It happened long before the real “Mr. Natural” stepped into our lives in the 1960s.
A no-name star, perhaps now disappeared over some cosmic horizon, passed through the solar neighborhood and shook things up.
Maybe.
A Space.com article by Meghan Bartels reports on a recent paper published on arXiv.org in which a team of astronomers writes on the possibility of this now long gone star pulling on the early outer solar system and shifting orbits so they are way out of the solar ecliptic plane. The team of astronomers used computer models to study the possibility of the extra-solar visitor – which I am calling Mr. Natural – and the possible results of its passing. Such a pass could have pulled the trans-Neptunian objects (NTO) of the solar system into the eccentric orbits that we can observe today.
Being outside and enjoying what our world offers includes looking up at the night sky. If while looking up at the night sky, we could see the solar system objects that reside beyond Neptune we would see that their orbits are wildly eccentric when compared to the orbits of planets like Earth and Mars. In contrast to our earthly, tight, elliptical orbit of the sun, the orbits for those NTOs are long, stretched-out ellipses. For example, Sedna, which is mentioned in the Space.com article, is a dwarf planet beyond what we would generally consider the edge of our solar system. Its orbit of the sun takes 10,000 years. The closest it gets to the sun is further than 7 billion miles away from the sun. That’s more than 75 times greater than the Earth’s average closest approach to the sun of 93 million miles. Something likely gave Sedna and the other outer solar system objects quite a tug of gravity a long time ago. According to the arXiv.org paper this might have happened as early as 10 million years after the formation of the solar system – which is presumed to be 5 billion years old. So that passing star came and went a long time before the creation of life and a long, long time before even the oldest dinosaur.

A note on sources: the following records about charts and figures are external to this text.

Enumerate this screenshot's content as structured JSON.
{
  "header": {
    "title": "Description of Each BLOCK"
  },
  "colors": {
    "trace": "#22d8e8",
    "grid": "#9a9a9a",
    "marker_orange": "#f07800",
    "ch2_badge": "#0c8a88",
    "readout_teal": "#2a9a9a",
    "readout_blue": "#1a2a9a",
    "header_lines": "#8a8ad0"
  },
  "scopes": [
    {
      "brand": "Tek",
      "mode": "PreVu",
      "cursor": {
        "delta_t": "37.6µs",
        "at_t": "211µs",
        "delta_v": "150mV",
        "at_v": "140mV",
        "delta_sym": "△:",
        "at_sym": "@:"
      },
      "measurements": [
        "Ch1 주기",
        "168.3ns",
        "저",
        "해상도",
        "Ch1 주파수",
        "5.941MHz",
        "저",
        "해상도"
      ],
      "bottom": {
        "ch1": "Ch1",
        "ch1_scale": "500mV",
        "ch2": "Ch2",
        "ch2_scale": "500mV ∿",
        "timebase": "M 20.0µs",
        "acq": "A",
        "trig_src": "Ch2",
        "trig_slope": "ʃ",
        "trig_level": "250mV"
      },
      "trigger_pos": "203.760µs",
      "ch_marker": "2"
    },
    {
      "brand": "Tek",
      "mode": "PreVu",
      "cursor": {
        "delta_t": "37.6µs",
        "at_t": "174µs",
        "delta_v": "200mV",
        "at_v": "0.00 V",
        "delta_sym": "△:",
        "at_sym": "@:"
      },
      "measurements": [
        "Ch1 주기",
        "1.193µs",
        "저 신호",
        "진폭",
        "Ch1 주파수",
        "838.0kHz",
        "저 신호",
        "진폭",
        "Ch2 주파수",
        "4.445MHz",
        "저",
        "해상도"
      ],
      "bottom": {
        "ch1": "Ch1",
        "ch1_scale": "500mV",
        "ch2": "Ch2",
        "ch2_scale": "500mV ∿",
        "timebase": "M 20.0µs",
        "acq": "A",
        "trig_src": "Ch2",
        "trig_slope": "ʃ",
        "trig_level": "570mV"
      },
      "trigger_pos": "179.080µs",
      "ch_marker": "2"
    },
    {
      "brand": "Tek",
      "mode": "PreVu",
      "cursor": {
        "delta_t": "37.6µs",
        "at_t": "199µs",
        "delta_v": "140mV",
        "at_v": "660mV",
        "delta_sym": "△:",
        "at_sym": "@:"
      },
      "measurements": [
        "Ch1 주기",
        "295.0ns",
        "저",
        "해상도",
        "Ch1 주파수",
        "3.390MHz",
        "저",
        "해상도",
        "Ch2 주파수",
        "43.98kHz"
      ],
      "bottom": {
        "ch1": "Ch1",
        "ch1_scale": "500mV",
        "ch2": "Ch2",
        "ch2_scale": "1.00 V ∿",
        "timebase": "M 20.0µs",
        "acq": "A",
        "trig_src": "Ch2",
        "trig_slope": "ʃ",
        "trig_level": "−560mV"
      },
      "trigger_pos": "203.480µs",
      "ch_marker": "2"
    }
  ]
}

The creation of the universe – and of the Earth – and all the life that teems on this Earth is worth considering. When I look at the blossom of a tiny wildflower I can think of its place and my own place in the universe. The flower and I are small parts of the greater cosmos. And we can benefit each other, each giving according to its ability. The flower gives beauty. It accents an open meadow or a shaded woodland glen. It may give nectar to a bird or bee, or be food for the rabbit or the browsing deer. I can see and understand this flower’s part in the greater scheme of life. And for my part, I can be a steward of the flower, and of the meadow, and of the woodland glen. I can respond with joy to the beauty and worth of the flower as well as that of all creation, from this tiny blossom, to the solar system, and to the vast cosmos beyond.
And to Mr. Natural – the presumed passing star of millennia ago – I say “Keep on trucking!”
associated picture is from “Outer solar system possibly shaped by a stellar fly-by”, arXiv.org, S. Pfalzner, et.al., posted July 9, 2018.